送一个早餐吗,怎么会难成这个样子?她在窗台边踱来踱去,终于灵光一现,“有了!”
她所谓的办法,就是在写了一张纸条扔过去,可是光轻飘飘的纸是扔不过去的,还可能被风吹得满到处跑,就顺便在里面裹了一个橘子……
“啊——”温羡正在全神贯注地翻看着白先勇的《树犹如此》,就被一个裹了橘子纸团正中胳膊肘。
不得不说,沈璧君的手法也太准了……
她刚一扔完就立马闪回房间躲起来,刚才实在是太惊险了,若是再迟一步,就该被站起来的人发现了。
温羡气愤地打开纸团,映入眼帘的是用口红歪歪斜斜地写着的几个大字:“饭在门口”。
他回头看了看,这层楼除了他的房间有阳台,没得房间并没有,楼上楼下都是,而且离他近的几个房间的窗户都是紧锁着的,他实在想不出会是什么人干的。

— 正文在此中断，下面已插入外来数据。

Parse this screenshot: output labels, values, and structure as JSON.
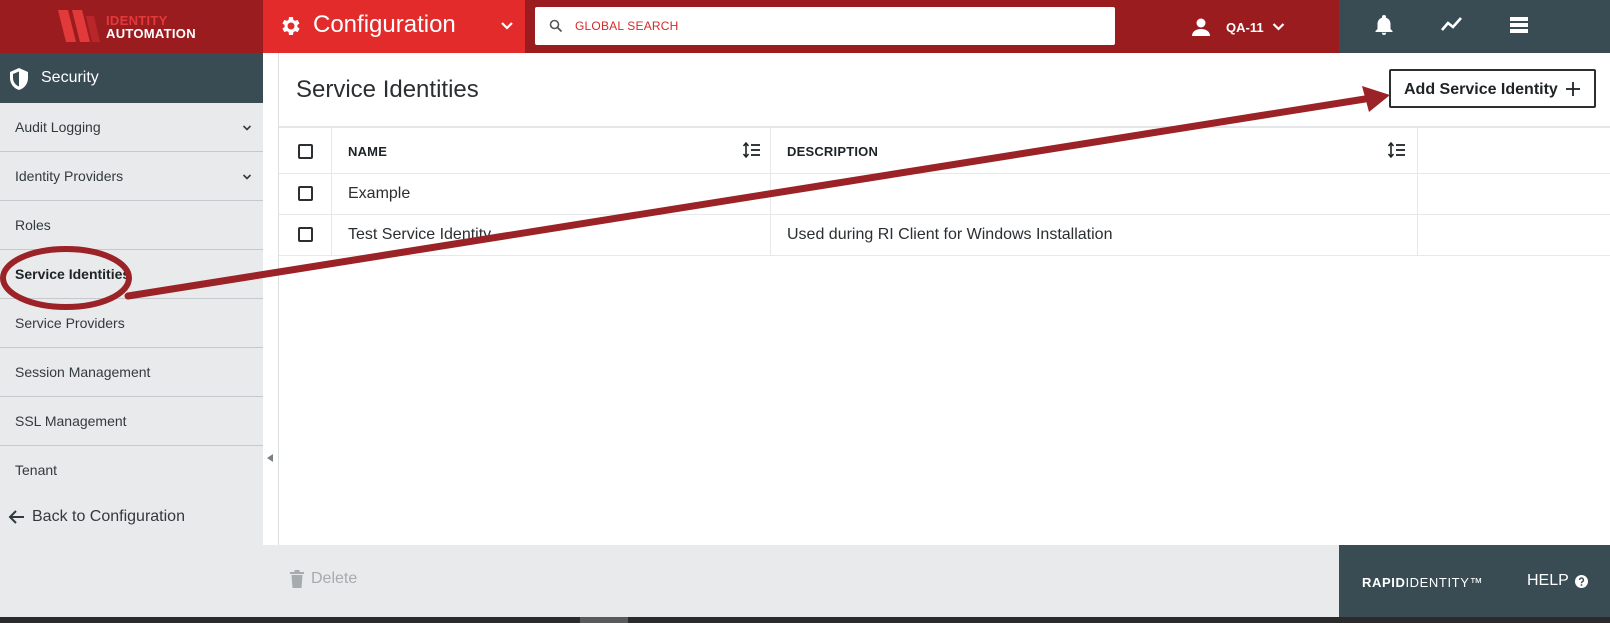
{
  "brand": {
    "logo_line1": "IDENTITY",
    "logo_line2": "AUTOMATION",
    "footer_brand_bold": "RAPID",
    "footer_brand_rest": "IDENTITY™"
  },
  "header": {
    "section_title": "Configuration",
    "search_placeholder": "GLOBAL SEARCH",
    "user_name": "QA-11"
  },
  "sidebar": {
    "title": "Security",
    "items": [
      {
        "label": "Audit Logging",
        "expandable": true
      },
      {
        "label": "Identity Providers",
        "expandable": true
      },
      {
        "label": "Roles",
        "expandable": false
      },
      {
        "label": "Service Identities",
        "expandable": false,
        "active": true
      },
      {
        "label": "Service Providers",
        "expandable": false
      },
      {
        "label": "Session Management",
        "expandable": false
      },
      {
        "label": "SSL Management",
        "expandable": false
      },
      {
        "label": "Tenant",
        "expandable": false
      }
    ],
    "back_label": "Back to Configuration"
  },
  "main": {
    "page_title": "Service Identities",
    "add_button_label": "Add Service Identity",
    "table": {
      "columns": [
        "NAME",
        "DESCRIPTION"
      ],
      "rows": [
        {
          "name": "Example",
          "description": ""
        },
        {
          "name": "Test Service Identity",
          "description": "Used during RI Client for Windows Installation"
        }
      ]
    }
  },
  "footer": {
    "delete_label": "Delete",
    "help_label": "HELP"
  },
  "colors": {
    "header_dark_red": "#9b1c1f",
    "header_red": "#e32b2b",
    "slate": "#394b53",
    "annotation": "#9b2226"
  },
  "icons": {
    "header": [
      "gear-icon",
      "chevron-down-icon",
      "search-icon",
      "user-icon",
      "bell-icon",
      "activity-chart-icon",
      "list-view-icon"
    ],
    "sidebar": [
      "shield-icon",
      "chevron-down-icon",
      "arrow-left-icon"
    ],
    "table": [
      "sort-icon"
    ],
    "footer": [
      "trash-icon",
      "help-circle-icon"
    ]
  }
}
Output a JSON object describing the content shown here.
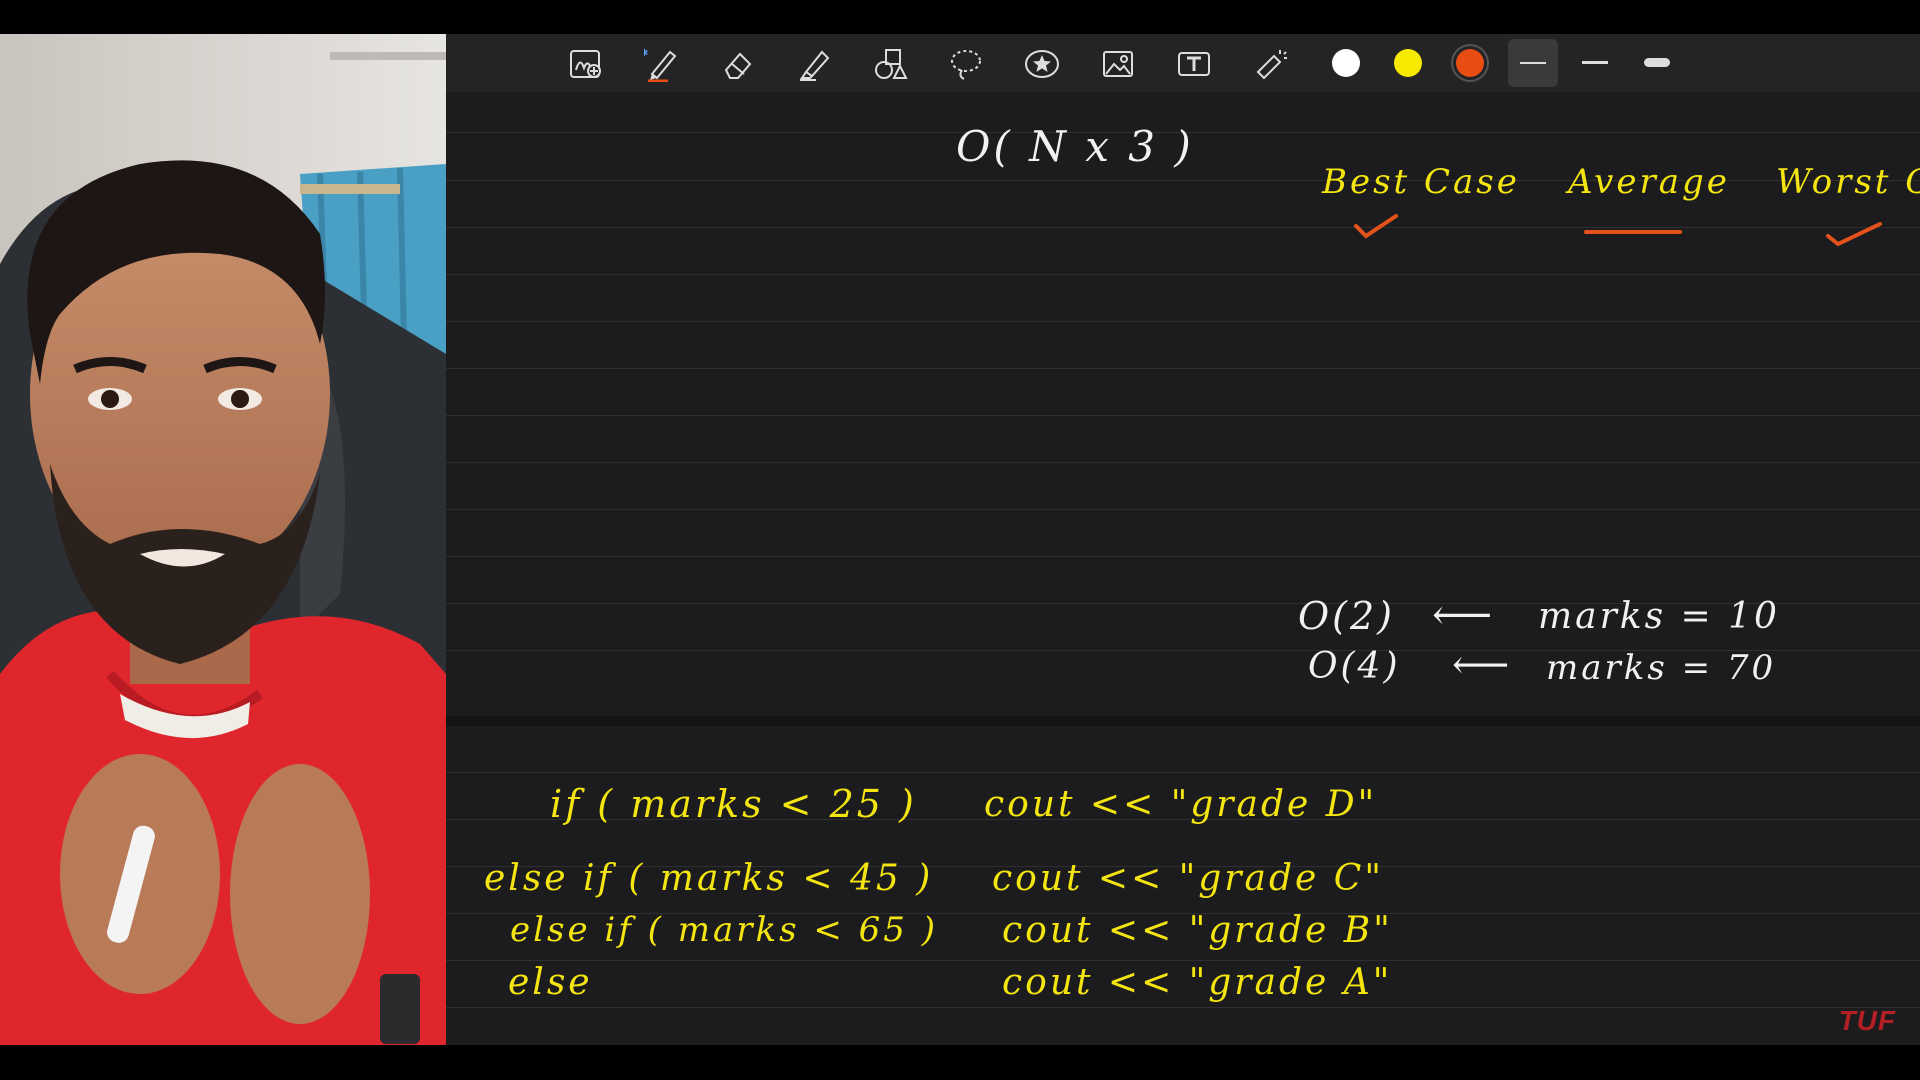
{
  "toolbar": {
    "tools": [
      {
        "name": "add-page-icon"
      },
      {
        "name": "pen-icon"
      },
      {
        "name": "eraser-icon"
      },
      {
        "name": "highlighter-icon"
      },
      {
        "name": "shapes-icon"
      },
      {
        "name": "lasso-icon"
      },
      {
        "name": "star-sticker-icon"
      },
      {
        "name": "image-icon"
      },
      {
        "name": "text-icon"
      },
      {
        "name": "laser-pointer-icon"
      }
    ],
    "colors": [
      "#ffffff",
      "#f7ea00",
      "#ea4d14"
    ],
    "selected_color": "#ea4d14"
  },
  "board": {
    "complexity": "O( N x 3 )",
    "cases": {
      "best": "Best Case",
      "average": "Average",
      "worst": "Worst Case"
    },
    "examples": [
      {
        "complexity": "O(2)",
        "arrow": "⟵",
        "label": "marks = 10"
      },
      {
        "complexity": "O(4)",
        "arrow": "⟵",
        "label": "marks = 70"
      }
    ],
    "code": [
      {
        "cond": "if ( marks < 25 )",
        "action": "cout << \"grade D\""
      },
      {
        "cond": "else if ( marks < 45 )",
        "action": "cout << \"grade C\""
      },
      {
        "cond": "else if ( marks < 65 )",
        "action": "cout << \"grade B\""
      },
      {
        "cond": "else",
        "action": "cout << \"grade A\""
      }
    ]
  },
  "logo": "TUF"
}
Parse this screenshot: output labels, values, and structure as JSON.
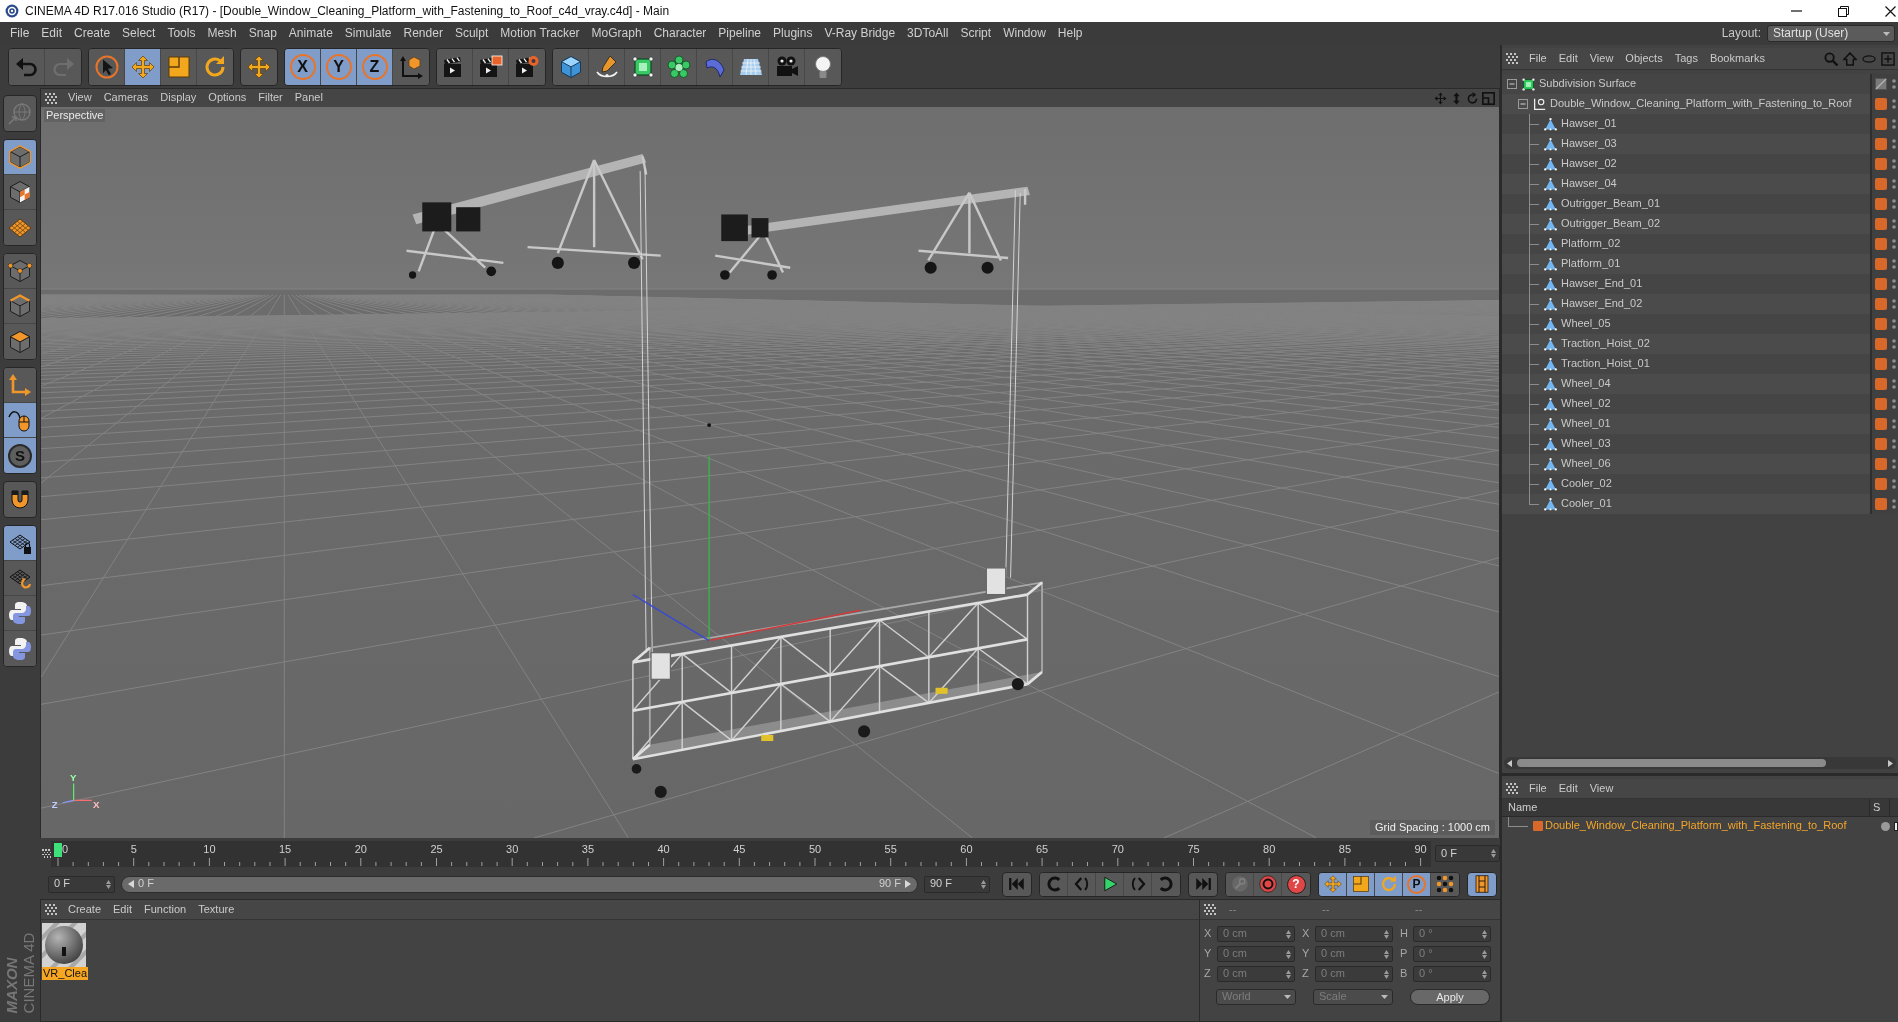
{
  "window": {
    "title": "CINEMA 4D R17.016 Studio (R17) - [Double_Window_Cleaning_Platform_with_Fastening_to_Roof_c4d_vray.c4d] - Main"
  },
  "menu_bar": {
    "items": [
      "File",
      "Edit",
      "Create",
      "Select",
      "Tools",
      "Mesh",
      "Snap",
      "Animate",
      "Simulate",
      "Render",
      "Sculpt",
      "Motion Tracker",
      "MoGraph",
      "Character",
      "Pipeline",
      "Plugins",
      "V-Ray Bridge",
      "3DToAll",
      "Script",
      "Window",
      "Help"
    ],
    "layout_label": "Layout:",
    "layout_value": "Startup (User)"
  },
  "toolbar": [
    {
      "buttons": [
        {
          "disabled": false
        },
        {
          "disabled": true
        }
      ]
    },
    {
      "buttons": [
        {
          "selected": false
        },
        {
          "selected": true
        },
        {
          "selected": false
        },
        {
          "selected": false
        }
      ]
    },
    {
      "buttons": [
        {
          "selected": false
        }
      ]
    },
    {
      "buttons": [
        {
          "label": "X",
          "selected": true
        },
        {
          "label": "Y",
          "selected": true
        },
        {
          "label": "Z",
          "selected": true
        },
        {
          "selected": false
        }
      ]
    },
    {
      "buttons": [
        {
          "selected": false
        },
        {
          "selected": false
        },
        {
          "selected": false
        }
      ]
    },
    {
      "buttons": [
        {
          "selected": false
        },
        {
          "selected": false
        },
        {
          "selected": false
        },
        {
          "selected": false
        },
        {
          "selected": false
        },
        {
          "selected": false
        },
        {
          "selected": false
        },
        {
          "selected": false
        }
      ]
    }
  ],
  "mode_toolbar": [
    {
      "buttons": [
        {
          "disabled": true
        }
      ]
    },
    {
      "buttons": [
        {
          "selected": true
        },
        {
          "selected": false
        },
        {
          "selected": false
        }
      ]
    },
    {
      "buttons": [
        {
          "selected": false
        },
        {
          "selected": false
        },
        {
          "selected": false
        }
      ]
    },
    {
      "buttons": [
        {
          "selected": false
        },
        {
          "selected": true
        },
        {
          "label": "S",
          "selected": true
        }
      ]
    },
    {
      "buttons": [
        {
          "selected": false
        }
      ]
    },
    {
      "buttons": [
        {
          "selected": true
        },
        {
          "selected": false
        },
        {
          "selected": false
        },
        {
          "selected": false
        }
      ]
    }
  ],
  "viewport": {
    "menu": [
      "View",
      "Cameras",
      "Display",
      "Options",
      "Filter",
      "Panel"
    ],
    "camera": "Perspective",
    "grid_spacing": "Grid Spacing : 1000 cm",
    "axis_labels": [
      "Y",
      "Z",
      "X"
    ]
  },
  "timeline": {
    "ticks": [
      "0",
      "5",
      "10",
      "15",
      "20",
      "25",
      "30",
      "35",
      "40",
      "45",
      "50",
      "55",
      "60",
      "65",
      "70",
      "75",
      "80",
      "85",
      "90"
    ],
    "playhead": {
      "level": 0
    },
    "current": "0 F"
  },
  "transport": {
    "start": "0 F",
    "range": {
      "start": "0 F",
      "end": "90 F"
    },
    "end": "90 F",
    "groups": [
      {
        "buttons": [
          {
            "selected": false
          }
        ]
      },
      {
        "buttons": [
          {
            "selected": false
          },
          {
            "selected": false
          },
          {
            "selected": false
          },
          {
            "selected": false
          },
          {
            "selected": false
          }
        ]
      },
      {
        "buttons": [
          {
            "selected": false
          }
        ]
      },
      {
        "buttons": [
          {
            "disabled": true
          },
          {
            "disabled": false
          },
          {
            "label": "?",
            "disabled": false
          }
        ]
      },
      {
        "buttons": [
          {
            "selected": true
          },
          {
            "selected": true
          },
          {
            "selected": true
          },
          {
            "label": "P",
            "selected": true
          },
          {
            "selected": false
          }
        ]
      },
      {
        "buttons": [
          {
            "selected": true
          }
        ]
      }
    ]
  },
  "material_manager": {
    "menu": [
      "Create",
      "Edit",
      "Function",
      "Texture"
    ],
    "materials": [
      {
        "name": "VR_Clea",
        "selected": true
      }
    ]
  },
  "coordinates": {
    "headers": [
      "--",
      "--",
      "--"
    ],
    "rows": [
      {
        "cells": [
          {
            "axis": "X",
            "value": "0 cm"
          },
          {
            "axis": "X",
            "value": "0 cm"
          },
          {
            "axis": "H",
            "value": "0 °"
          }
        ]
      },
      {
        "cells": [
          {
            "axis": "Y",
            "value": "0 cm"
          },
          {
            "axis": "Y",
            "value": "0 cm"
          },
          {
            "axis": "P",
            "value": "0 °"
          }
        ]
      },
      {
        "cells": [
          {
            "axis": "Z",
            "value": "0 cm"
          },
          {
            "axis": "Z",
            "value": "0 cm"
          },
          {
            "axis": "B",
            "value": "0 °"
          }
        ]
      }
    ],
    "modes": [
      "World",
      "Scale"
    ],
    "apply": "Apply"
  },
  "logo": {
    "brand": "MAXON",
    "product": "CINEMA 4D"
  },
  "object_manager": {
    "menu": [
      "File",
      "Edit",
      "View",
      "Objects",
      "Tags",
      "Bookmarks"
    ],
    "objects": [
      {
        "name": "Subdivision Surface",
        "kind": "generator",
        "expanded": true,
        "layer": false,
        "children": [
          {
            "name": "Double_Window_Cleaning_Platform_with_Fastening_to_Roof",
            "kind": "null",
            "expanded": true,
            "layer": true,
            "children": [
              {
                "name": "Hawser_01",
                "kind": "mesh",
                "layer": true
              },
              {
                "name": "Hawser_03",
                "kind": "mesh",
                "layer": true
              },
              {
                "name": "Hawser_02",
                "kind": "mesh",
                "layer": true
              },
              {
                "name": "Hawser_04",
                "kind": "mesh",
                "layer": true
              },
              {
                "name": "Outrigger_Beam_01",
                "kind": "mesh",
                "layer": true
              },
              {
                "name": "Outrigger_Beam_02",
                "kind": "mesh",
                "layer": true
              },
              {
                "name": "Platform_02",
                "kind": "mesh",
                "layer": true
              },
              {
                "name": "Platform_01",
                "kind": "mesh",
                "layer": true
              },
              {
                "name": "Hawser_End_01",
                "kind": "mesh",
                "layer": true
              },
              {
                "name": "Hawser_End_02",
                "kind": "mesh",
                "layer": true
              },
              {
                "name": "Wheel_05",
                "kind": "mesh",
                "layer": true
              },
              {
                "name": "Traction_Hoist_02",
                "kind": "mesh",
                "layer": true
              },
              {
                "name": "Traction_Hoist_01",
                "kind": "mesh",
                "layer": true
              },
              {
                "name": "Wheel_04",
                "kind": "mesh",
                "layer": true
              },
              {
                "name": "Wheel_02",
                "kind": "mesh",
                "layer": true
              },
              {
                "name": "Wheel_01",
                "kind": "mesh",
                "layer": true
              },
              {
                "name": "Wheel_03",
                "kind": "mesh",
                "layer": true
              },
              {
                "name": "Wheel_06",
                "kind": "mesh",
                "layer": true
              },
              {
                "name": "Cooler_02",
                "kind": "mesh",
                "layer": true
              },
              {
                "name": "Cooler_01",
                "kind": "mesh",
                "layer": true
              }
            ]
          }
        ]
      }
    ]
  },
  "layer_manager": {
    "menu": [
      "File",
      "Edit",
      "View"
    ],
    "columns": [
      "Name",
      "S"
    ],
    "layers": [
      {
        "name": "Double_Window_Cleaning_Platform_with_Fastening_to_Roof",
        "color": "#d9692a",
        "selected": true
      }
    ]
  }
}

顺着纸条的意思,他走出阳台去打开房门,果然自己平时分量的早餐就放在门口,温羡端起早餐,也无意发现隔壁门口的鞋子换了,不是那双涂鸦白色帆布鞋,而是酒馆住宿的灰色棉布拖鞋,不禁好笑为什么有些会把酒馆当家,能把鞋子也脱在门外的。
他把早餐随手放在门后的凳子上,自己却走到了隔壁的门口。
“咚咚咚——”
“不是吧,这么快就发现是我干的了?”沈璧君听到敲门声情不自禁地发怵,心虚地整个人窝到床和柜子的中间躲着,静候外面的动向。
“咚咚咚——”
敲门声再次响起。
“没事的,没事的,只要我不开门他就不能找我事的。”沈璧君深吸了一口气,抓起桌上的水杯猛得喝了很大一口水才使自己镇定下来,她躲了一会儿,没听见敲门声才稍微安心,赤着脚跑去门上的猫眼往外看,没有人在门外了。
她“吧嗒”一声打开门,小心翼翼地试探着往外看,真的没人了,可她一低头,发现自己刚才随意摆放的拖鞋已经给人整整齐齐地摆好放在了门口。
“原来他不是来找我麻烦的。”沈璧君这才松了一口气,换了鞋子下楼了。
“诶,沈璧君你怎么送了这么久?我送酒都回来了。”她一下楼就碰到江其刚回来。
“怎么了?”
沈璧君一脸愁眉苦脸的,惹的江其多关心了两句,她就只好满怀愧疚地一五一十把刚才发生的事全交代了。